I've talked up the Oxford Guide to Film Studies before. Now that I'm revisiting it for my Critical Methods class, I thought it worth calling attention to the opening essay: Richard Dyer's "Introduction to Film Studies." Even if you don't have the time or need for a reference book like the Oxford Guide, this short essay is worth taking a look at. Even the second time around, I find it a useful and brilliantly written statement of what film scholars do and a reflection on what we don't do. It's simply one of those reflections on the field that can help and inspire a scholar.
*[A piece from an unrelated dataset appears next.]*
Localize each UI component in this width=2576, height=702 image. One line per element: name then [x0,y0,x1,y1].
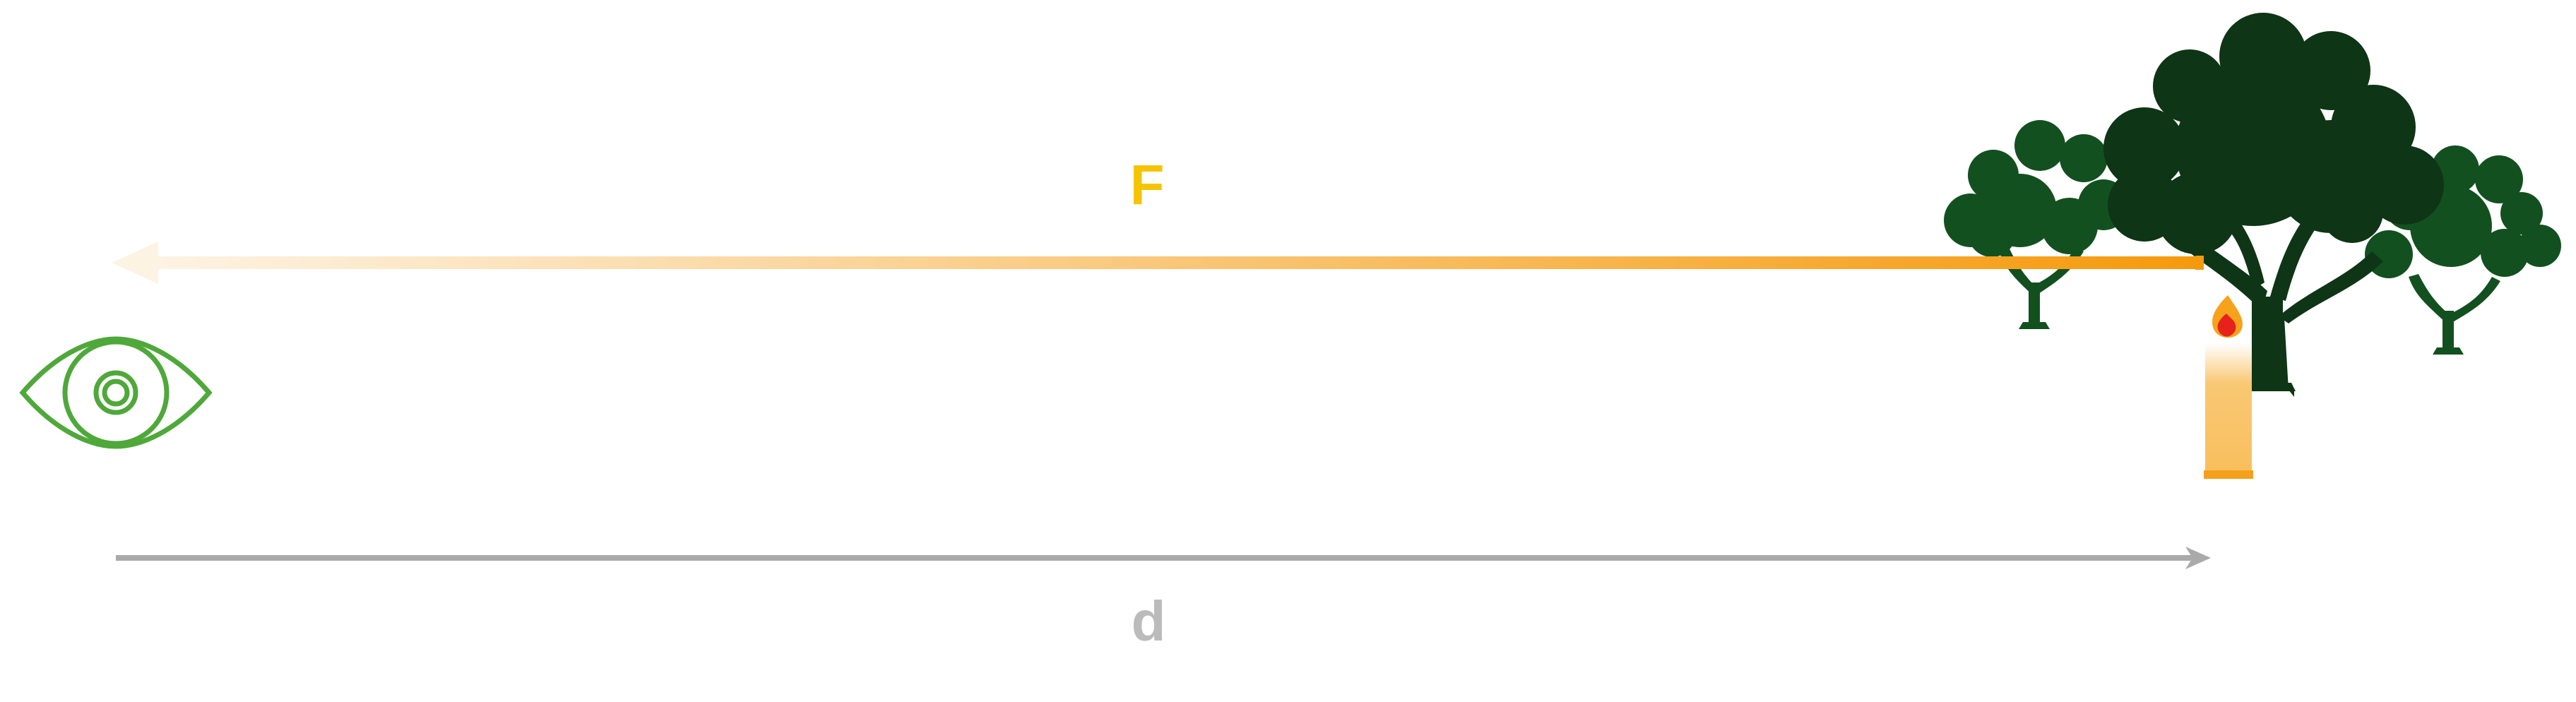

But there's a specific reason I think this essay written a decade ago is relevant today: the discipline faces foundational issues as television studies gets better footing in the academy and as new media – their media landscapes and the forms themselves – challenge the definition that film studies has of itself. Dyer writes that "the very success of film studies in establishing itself as a discipline may mean that the reasons for establishing itself as a discipline may mean that the reasons for establishing it no longer need asserting of even addressing. This may be short-sighted." (6). Indeed.
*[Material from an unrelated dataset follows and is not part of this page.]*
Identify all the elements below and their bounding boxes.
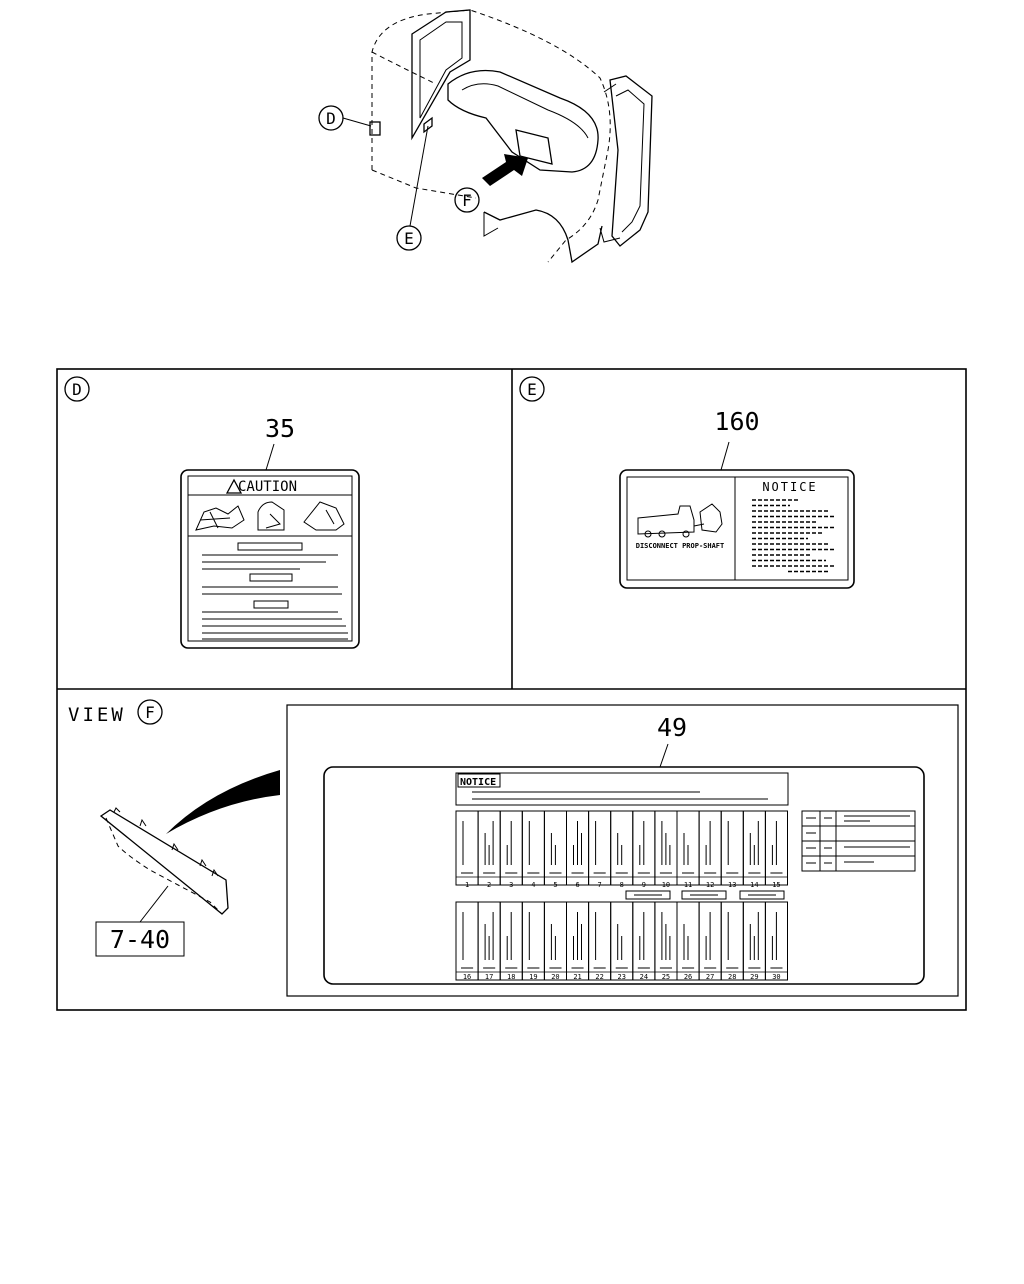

Meanwhile, there's something about Dyer's intellectual spirit that I admire. It's not the case that film scholars have covered it all, that at best it's the objects of study rather than the approaches that are left to discover. Nor are the debates from yesterday meaningless. The old guard may be worth arguing with or even deposing, but the key inquiries into the nature of representation, ideological formations, interpretation, and historical explanation are worth keeping at the forefront. Hopefully, we can continue to shine new light onto these matters with the humility that that previous theorists and historians had a lot to say and that we have yet a lot to understand.